Mahkemenin dosyaya ilişkin sosyal inceleme raporu ya da psikolojik bir rapor talep etmeden mağdurun başörtüsü gerekçesiyle akran zorbalığına maruz kalacağının kabulünün hukuki temel ve gerekçelendirmeye dayanmadığı da ifade edilerek, sanığın eylemi ile öğrenciyi ayrımcılığa tabi tutarak isnat olunan suça yönelik kastın objektif olarak oluştuğunun açık göstergesi olduğunun anlaşıldığı aktarıldı.
Neler olmuştu?
Özel Çağdaş Okulları'nda depremzede bir öğrencinin başörtülü olduğu gerekçesiyle okula kaydının yaptırılmadığı ve başka bir okula kayıt olması için okul müdürü tarafından baskı yapıldığı iddiasını Eğitim-Bir-Sen Eskişehir 1 No'lu Şube Başkanı İbrahim Akar kamuoyu gündemine taşımıştı, Eğitim-Bir-Sen üyeleri okul önüne siyah çelenk bırakarak da tepki göstermişti.
Eskişehir Cumhuriyet Başsavcılığınca mart ayında yaşanan olayla ilgili başlatılan soruşturma kapsamında ifadesi alınan özel okul müdürü İ.S. hakkında sevk edildiği Eskişehir 2. Sulh Ceza Hakimliğince adli kontrol tedbiri uygulanmasına karar verilmişti.
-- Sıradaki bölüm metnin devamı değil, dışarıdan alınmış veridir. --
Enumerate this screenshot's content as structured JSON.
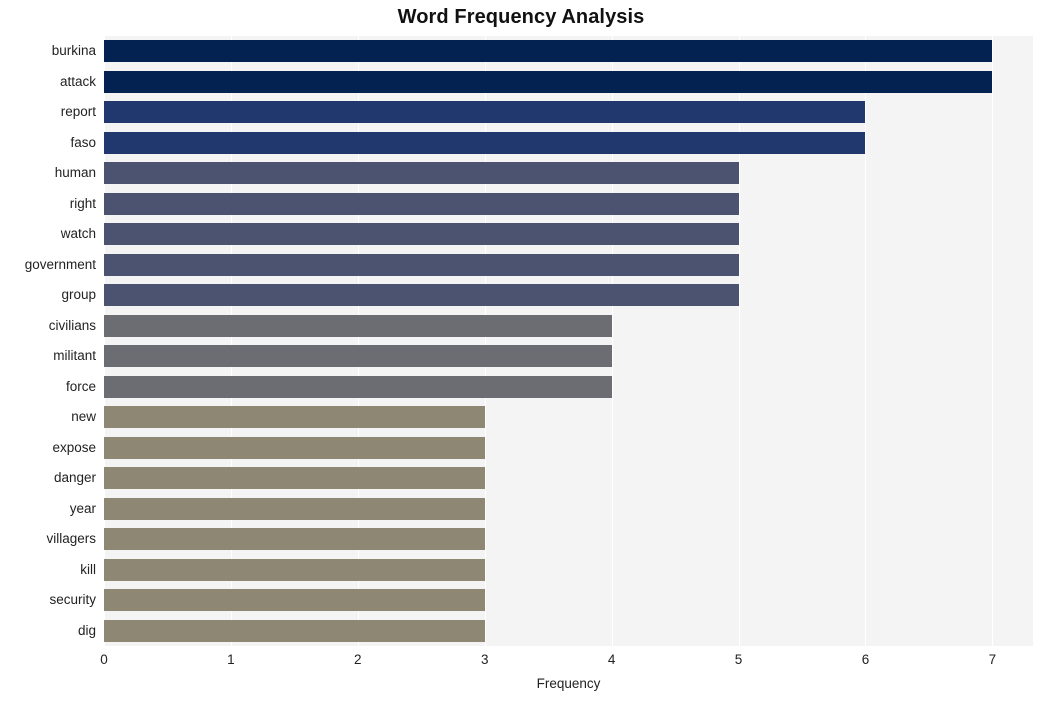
{
  "chart_data": {
    "type": "bar",
    "orientation": "horizontal",
    "title": "Word Frequency Analysis",
    "xlabel": "Frequency",
    "ylabel": "",
    "categories": [
      "burkina",
      "attack",
      "report",
      "faso",
      "human",
      "right",
      "watch",
      "government",
      "group",
      "civilians",
      "militant",
      "force",
      "new",
      "expose",
      "danger",
      "year",
      "villagers",
      "kill",
      "security",
      "dig"
    ],
    "values": [
      7,
      7,
      6,
      6,
      5,
      5,
      5,
      5,
      5,
      4,
      4,
      4,
      3,
      3,
      3,
      3,
      3,
      3,
      3,
      3
    ],
    "bar_colors": [
      "#032252",
      "#032252",
      "#20386e",
      "#20386e",
      "#4c5370",
      "#4c5370",
      "#4c5370",
      "#4c5370",
      "#4c5370",
      "#6b6d72",
      "#6b6d72",
      "#6b6d72",
      "#8e8774",
      "#8e8774",
      "#8e8774",
      "#8e8774",
      "#8e8774",
      "#8e8774",
      "#8e8774",
      "#8e8774"
    ],
    "xlim": [
      0,
      7.32
    ],
    "x_ticks": [
      0,
      1,
      2,
      3,
      4,
      5,
      6,
      7
    ],
    "x_tick_labels": [
      "0",
      "1",
      "2",
      "3",
      "4",
      "5",
      "6",
      "7"
    ],
    "grid": true,
    "grid_axis": "x",
    "grid_color": "#ffffff",
    "plot_background": "#f4f4f5",
    "figure_background": "#ffffff",
    "legend": null
  }
}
Başsavcılık 1 yıla kadar hapis cezası istemiyle iddianame hazırlamıştı
Cumhuriyet Başsavcılığınca, Hatay'dan kente gelen 15 yaşındaki depremzede öğrencinin başörtülü olduğu gerekçesiyle okula kaydının yapılmadığı iddiasına yönelik başlattığı soruşturma tamamlanmış, okul müdürü İ.S. hakkında "halkın bir kesiminin benimsediği dini değerleri alenen aşağılama" suçundan 1 yıla kadar hapis cezası istemiyle hazırlanan iddianame, Eskişehir 8. Asliye Ceza Mahkemesine gönderilmişti.
İddianamede, mağdur velisinin öncelikle okula kayıt için tek başına müracaat ettiği, şüpheli okul müdürünün bunu olumlu değerlendirdiği ancak öğrencinin başörtüsü kullandığını gördüğünde okula kabul etmeyeceğini belirttiği aktarılmıştı.
Şüphelinin tavır ve sözleriyle başörtüsü üzerinden İslam dinine ait değerleri aşağıladığı belirtilen iddianamede, okul müdürünün mağdur öğrencinin barış esasına dayalı bir hukuk toplumunda yaşadığına dair duyguyu zedelediği, objektif olarak eylemin, söylenen sözlerin aşağılayıcı nitelikte olduğu ve kamu barışını da bozduğu, eylemin toplumda duyulması nedeniyle geniş kesimler tarafından infialle karşılandığı, AİHM uygulamasında da dinsel nefret söyleminin ifade hürriyeti kapsamı dışında kabul edildiği belirtilmişti.
İddianamede, deprem felaketi nedeniyle travma atlatarak Eskişehir'e gelen ve eğitim hakkından yararlanmak isteyen öğrencide, başörtüsü kullanması sebebiyle okula kabul etmeyen sanığın yeni bir travmaya neden olduğu kaydedilerek, "Müslümanlar tarafından kutsal sayılan başörtüsü değerine yapılan bu saldırıyla, şüphelinin üzerine atılı suçu işlediği, olayın gerçekleştiği kapısı açık olan okul müdürü odasının aleniyet koşullarını taşıdığı ve kamu barışının detaylı anlatıldığı üzere bozulduğu, olayın vahameti ve yaşı küçük kız çocuğu mağdurun olay nedeniyle yaşadığı travma gözetilerek alt hadden uzaklaşılarak cezalandırılması iddia ve talep olunur." ifadesi kullanılmıştı.
Hazırlanan iddianamenin idari ve disiplin yönünden Eskişehir Valiliğine, insan hakları ve ayrımcılık yönünden ise Türkiye İnsan Hakları ve Eşitlik Kurumuna gönderildiği bildirilmişti.